Wir haben in unseren Zusammenkünften die Gewohnheit, uns zum Gebet zu erheben, aber unsere Brüder in anderen Ländern bleiben sitzen. Gerade wenn es sich um das öffentliche und gemeinsame Gebet handelt, ist es gut, sich den örtlichen Gewohnheiten anzupassen und einander mit Nachsicht und Geduld zu begegnen.

Innere Haltung

Beim Beten kommt es nicht nur auf unsere äußere, sondern vor allem auf unsere innere Haltung an. Welche Gedanken und Empfindungen kennzeichnen uns beim Beten? Sind wir uns bewusst, an wen wir unsere Worte richten?

Achtung und Ehrfurcht

Wenn wir beten, sollten wir uns der Größe und Erhabenheit dessen bewusst sein, an den wir uns wenden. So lesen wir in Prediger 5,1: „Sei nicht vorschnell mit deinem Mund, und dein Herz eile nicht, ein Wort vor Gott hervorzubringen; denn Gott ist im Himmel und du bist auf der Erde“. Obwohl wir freimütig und im kindlichen Vertrauen zu Gott kommen dürfen, bleibt Er derjenige, „der ohne Ansehen der Person richtet nach eines jeden Werk“ (1. Pet 1,17). Darum sollte uns Achtung und Ehrfurcht kennzeichnen, wenn wir zu Ihm beten. Dies schließt Demut mit ein.

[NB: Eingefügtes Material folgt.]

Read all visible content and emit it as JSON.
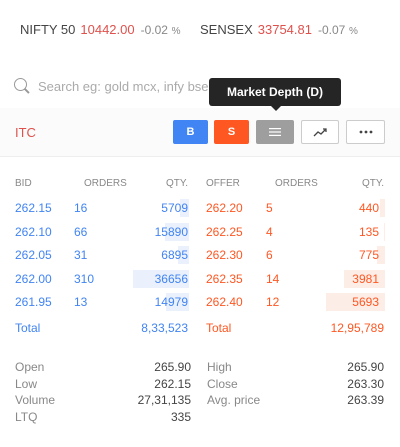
{
  "indices": [
    {
      "name": "NIFTY 50",
      "value": "10442.00",
      "change": "-0.02",
      "pct": "%"
    },
    {
      "name": "SENSEX",
      "value": "33754.81",
      "change": "-0.07",
      "pct": "%"
    }
  ],
  "search": {
    "placeholder": "Search eg: gold mcx, infy bse"
  },
  "tooltip": "Market Depth (D)",
  "stock": {
    "symbol": "ITC",
    "buy_label": "B",
    "sell_label": "S",
    "icons": {
      "depth": "list-icon",
      "chart": "trend-chart-icon",
      "more": "more-dots-icon"
    }
  },
  "depth": {
    "headers": {
      "bid": "BID",
      "orders": "ORDERS",
      "qty": "QTY.",
      "offer": "OFFER",
      "offer_orders": "ORDERS",
      "offer_qty": "QTY."
    },
    "bids": [
      {
        "price": "262.15",
        "orders": "16",
        "qty": "5709",
        "fill": 0.156
      },
      {
        "price": "262.10",
        "orders": "66",
        "qty": "15890",
        "fill": 0.433
      },
      {
        "price": "262.05",
        "orders": "31",
        "qty": "6895",
        "fill": 0.188
      },
      {
        "price": "262.00",
        "orders": "310",
        "qty": "36656",
        "fill": 1.0
      },
      {
        "price": "261.95",
        "orders": "13",
        "qty": "14979",
        "fill": 0.409
      }
    ],
    "offers": [
      {
        "price": "262.20",
        "orders": "5",
        "qty": "440",
        "fill": 0.077
      },
      {
        "price": "262.25",
        "orders": "4",
        "qty": "135",
        "fill": 0.024
      },
      {
        "price": "262.30",
        "orders": "6",
        "qty": "775",
        "fill": 0.136
      },
      {
        "price": "262.35",
        "orders": "14",
        "qty": "3981",
        "fill": 0.699
      },
      {
        "price": "262.40",
        "orders": "12",
        "qty": "5693",
        "fill": 1.0
      }
    ],
    "total_label": "Total",
    "bid_total": "8,33,523",
    "offer_total": "12,95,789"
  },
  "stats": {
    "left": [
      {
        "label": "Open",
        "value": "265.90"
      },
      {
        "label": "Low",
        "value": "262.15"
      },
      {
        "label": "Volume",
        "value": "27,31,135"
      },
      {
        "label": "LTQ",
        "value": "335"
      }
    ],
    "right": [
      {
        "label": "High",
        "value": "265.90"
      },
      {
        "label": "Close",
        "value": "263.30"
      },
      {
        "label": "Avg. price",
        "value": "263.39"
      }
    ]
  }
}
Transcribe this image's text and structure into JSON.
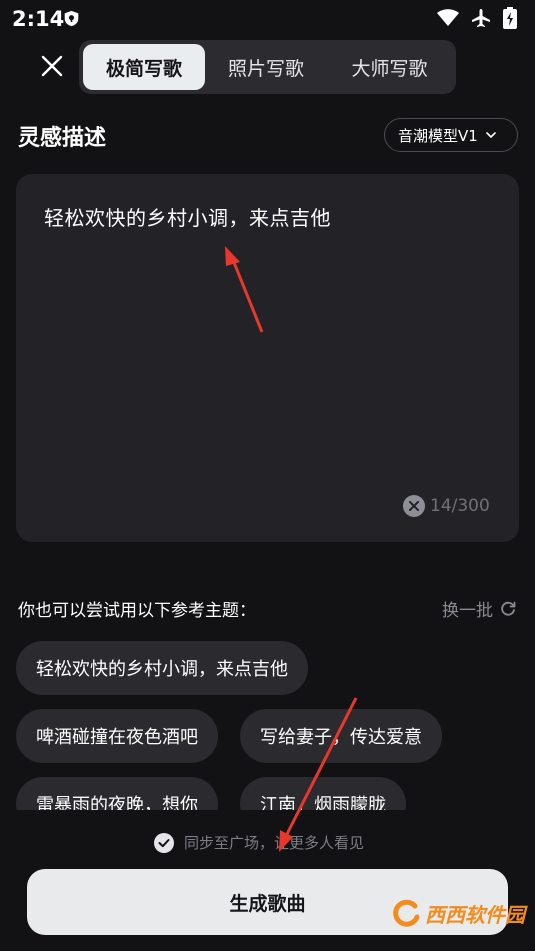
{
  "status_bar": {
    "time": "2:14"
  },
  "header": {
    "tabs": [
      {
        "label": "极简写歌",
        "active": true
      },
      {
        "label": "照片写歌",
        "active": false
      },
      {
        "label": "大师写歌",
        "active": false
      }
    ]
  },
  "inspiration": {
    "title": "灵感描述",
    "model": "音潮模型V1",
    "text": "轻松欢快的乡村小调，来点吉他",
    "count": "14/300"
  },
  "suggestions": {
    "label": "你也可以尝试用以下参考主题：",
    "refresh_label": "换一批",
    "chips": [
      "轻松欢快的乡村小调，来点吉他",
      "啤酒碰撞在夜色酒吧",
      "写给妻子，传达爱意",
      "雷暴雨的夜晚，想你",
      "江南，烟雨朦胧"
    ]
  },
  "footer": {
    "sync_text": "同步至广场，让更多人看见",
    "generate_label": "生成歌曲"
  },
  "watermark": {
    "text": "西西软件园"
  },
  "colors": {
    "background": "#121214",
    "panel": "#232327",
    "chip": "#2b2b2f",
    "button": "#e8eaec",
    "annotation": "#e8372c"
  }
}
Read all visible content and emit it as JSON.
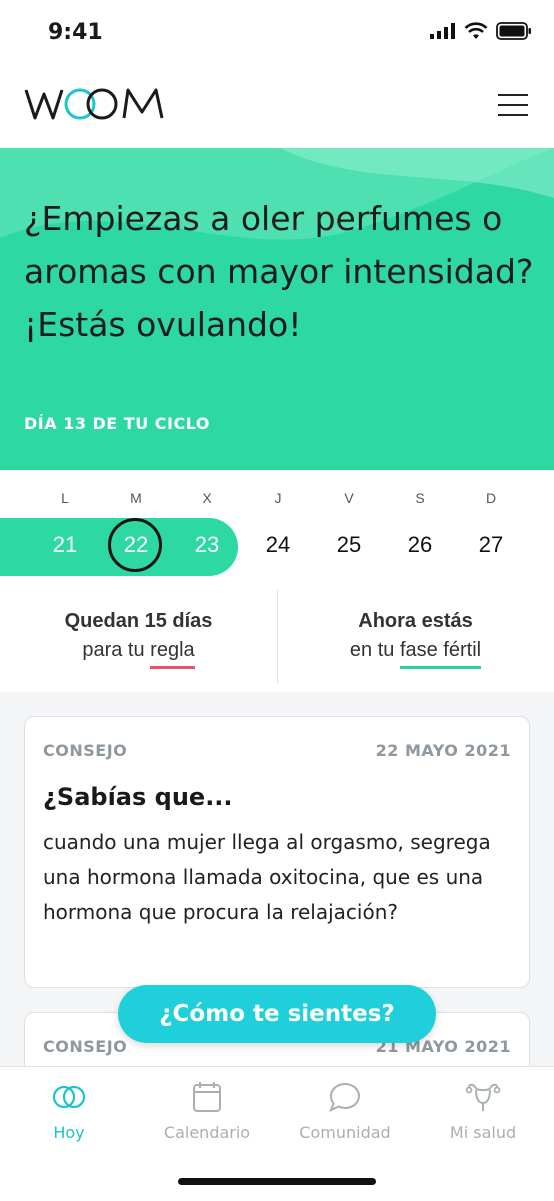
{
  "status": {
    "time": "9:41"
  },
  "header": {
    "brand": "WOOM"
  },
  "hero": {
    "message": "¿Empiezas a oler perfumes o aromas con mayor intensidad? ¡Estás ovulando!",
    "cycle_day": "DÍA 13 DE TU CICLO",
    "background": "#2dd8a2"
  },
  "week": {
    "letters": [
      "L",
      "M",
      "X",
      "J",
      "V",
      "S",
      "D"
    ],
    "days": [
      "21",
      "22",
      "23",
      "24",
      "25",
      "26",
      "27"
    ]
  },
  "info": {
    "period_bold": "Quedan 15 días",
    "period_pre": "para tu ",
    "period_link": "regla",
    "phase_bold": "Ahora estás",
    "phase_pre": "en tu ",
    "phase_link": "fase fértil"
  },
  "cards": [
    {
      "tag": "CONSEJO",
      "date": "22 MAYO 2021",
      "title": "¿Sabías que...",
      "body": "cuando una mujer llega al orgasmo, segrega una hormona llamada oxitocina, que es una hormona que procura la relajación?"
    },
    {
      "tag": "CONSEJO",
      "date": "21 MAYO 2021"
    }
  ],
  "fab": {
    "label": "¿Cómo te sientes?",
    "color": "#1fcfd9"
  },
  "tabbar": {
    "items": [
      {
        "label": "Hoy",
        "icon": "rings-icon"
      },
      {
        "label": "Calendario",
        "icon": "calendar-icon"
      },
      {
        "label": "Comunidad",
        "icon": "chat-bubble-icon"
      },
      {
        "label": "Mi salud",
        "icon": "uterus-icon"
      }
    ]
  }
}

In der Gegenwart Gottes wollen wir nicht viele Worte machen, sondern besonnen und überlegt die Worte wählen, die wir zu Ihm sprechen wollen. Was das persönliche Gebet angeht, so gilt das allerdings nicht. Wenn wir einerseits Achtung und Ehrfurcht haben, sind wir andererseits völlig frei, Gott alles zu sagen, was uns bewegt – wie Kinder dem Vater.

Glaube

Beim Beten nahen wir unserem Gott und Vater in dem festen Vertrauen, dass Er unser Gebet nicht nur hört, sondern auch erhört. Wir wollen nicht daran zweifeln, dass Gott fähig und auch willens ist, unsere Gebete zu erhören. Der Herr forderte seine Jünger auf, Glauben zu haben und nicht zu zweifeln (Mt 21,21.22; Mk 11,22–24). Und Jakobus schreibt: „Er bitte aber im Glauben, ohne irgend zu zweifeln; denn der Zweifelnde gleicht einer Meereswoge, die vom Wind bewegt und hin und her getrieben wird“ (Jak 1,6). Paulus lehrt uns in 1. Timotheus 2,8 das Gleiche: Wir sollen ohne „zweifelnde Überlegung“ beten.

Außerdem müssen wir von dem, was wir beten, überzeugt sein. Was im öffentlichen Gebet nicht von Klarheit und Überzeugung geprägt ist, sollten wir weglassen.

Heiligkeit

Der Betende muss in moralischer Übereinstimmung mit Gott sein. Wir können Gott nur mit einem guten Gewissen und mit reinen Händen nahen. Ungerichtete Sünden und falsches Verhalten können dazu beitragen, dass unsere Gebete verhindert werden (1. Pet 3,7). Schon der Psalmdichter sagt: „Wenn ich es in meinem Herzen auf Frevel abgesehen hätte, so hätte der Herr nicht gehört“ (Ps 66,18). Darum ist es so wichtig, dass wir uns prüfen, unsere Sünden bekennen und regelmäßig Selbstgericht üben.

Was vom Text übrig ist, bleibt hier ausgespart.